Our school is in in higher education and planning to migrate our website(s) onto Drupal. Any community members here who are also in higher education care to share which hosting company they've chosen and how that host is working out for the campus?

Of the ~6 hosting providers offered on the Managed Hosting list (https://www.drupal.org/hosting/enterprise) we've narrowed it down to 3: Pantheon, Acquia, and BlackMesh. Our campus isn't currently on Drupal and is fairly new to this. Between new buzz-words of multi-sites, codebases, and Site-Factories, it can get quite daunting. We have an idea of who we'd like to go with but wanted to know how other campuses are satisfied with their decisions and possibly provide any insight as to what to expect down the road.

Any feedback would be appreciated.

Don

Comments

Jaypan’s picture

I'm not in education (though I was in a previous career), but I'm a Drupal guy and have used all sorts of hosting. Of the three you've mentioned, I've used Pantheon and Acquia.

I found Acquia's customer service to be sub-par. It was hard to get a hold of them, I was mis-quoted on fees, and the contact was slow. If/when you can use their service however, it's pretty good.
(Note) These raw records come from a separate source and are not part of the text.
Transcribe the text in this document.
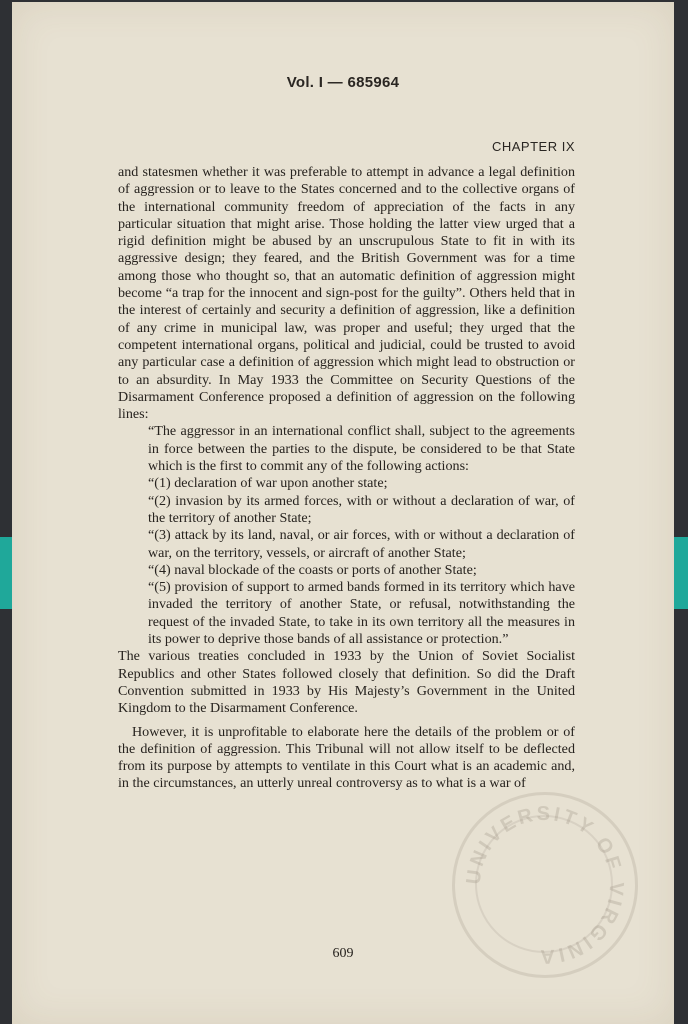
Vol. I — 685964
CHAPTER IX

and statesmen whether it was preferable to attempt in advance a legal definition of aggression or to leave to the States concerned and to the collective organs of the international community freedom of appreciation of the facts in any particular situation that might arise. Those holding the latter view urged that a rigid definition might be abused by an unscrupulous State to fit in with its aggressive design; they feared, and the British Government was for a time among those who thought so, that an automatic definition of aggression might become “a trap for the innocent and sign-post for the guilty”. Others held that in the interest of certainly and security a definition of aggression, like a definition of any crime in municipal law, was proper and useful; they urged that the competent international organs, political and judicial, could be trusted to avoid any particular case a definition of aggression which might lead to obstruction or to an absurdity. In May 1933 the Committee on Security Questions of the Disarmament Conference proposed a definition of aggression on the following lines:

“The aggressor in an international conflict shall, subject to the agreements in force between the parties to the dispute, be considered to be that State which is the first to commit any of the following actions:

“(1) declaration of war upon another state;

“(2) invasion by its armed forces, with or without a declaration of war, of the territory of another State;

“(3) attack by its land, naval, or air forces, with or without a declaration of war, on the territory, vessels, or aircraft of another State;

“(4) naval blockade of the coasts or ports of another State;

“(5) provision of support to armed bands formed in its territory which have invaded the territory of another State, or refusal, notwithstanding the request of the invaded State, to take in its own territory all the measures in its power to deprive those bands of all assistance or protection.”

The various treaties concluded in 1933 by the Union of Soviet Socialist Republics and other States followed closely that definition. So did the Draft Convention submitted in 1933 by His Majesty’s Government in the United Kingdom to the Disarmament Conference.

However, it is unprofitable to elaborate here the details of the problem or of the definition of aggression. This Tribunal will not allow itself to be deflected from its purpose by attempts to ventilate in this Court what is an academic and, in the circumstances, an utterly unreal controversy as to what is a war of

609
UNIVERSITY OF VIRGINIA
Pantheon was a better service overall in my opinion. Their admin interface is more intuitive, and their customer service is pretty good, though for a company of their size, they have down-times in customer service, which seems pretty ridiculous to me for a company worth millions and millions. That said, I'm not stateside, and the downtimes in customer service I faced were primarily in the middle of the nite stateside, so if you are in the states, you shouldn't face the same issue as myself for the most part.

ldavid’s picture

Thank you, Jaypan, for your response. Yes we are located in the states so hopefully all we'll have to worry about is the 3hr time difference. I just finished a tech demo with Acquia and they've reassured us that they'll provide as much support with site factories (multisites) if it ever fails. I know there are some who won't touch multisites but there are also a lot who do use it and find that happy medium where it's useful but not too unstable. I'm just unsure if using multisites is the only route we have to take or not. From my understanding, if we don't use it, it's still possible but it would be a lot of micromanaging on our end. That will be for us to consider. Thank you very much for your insight.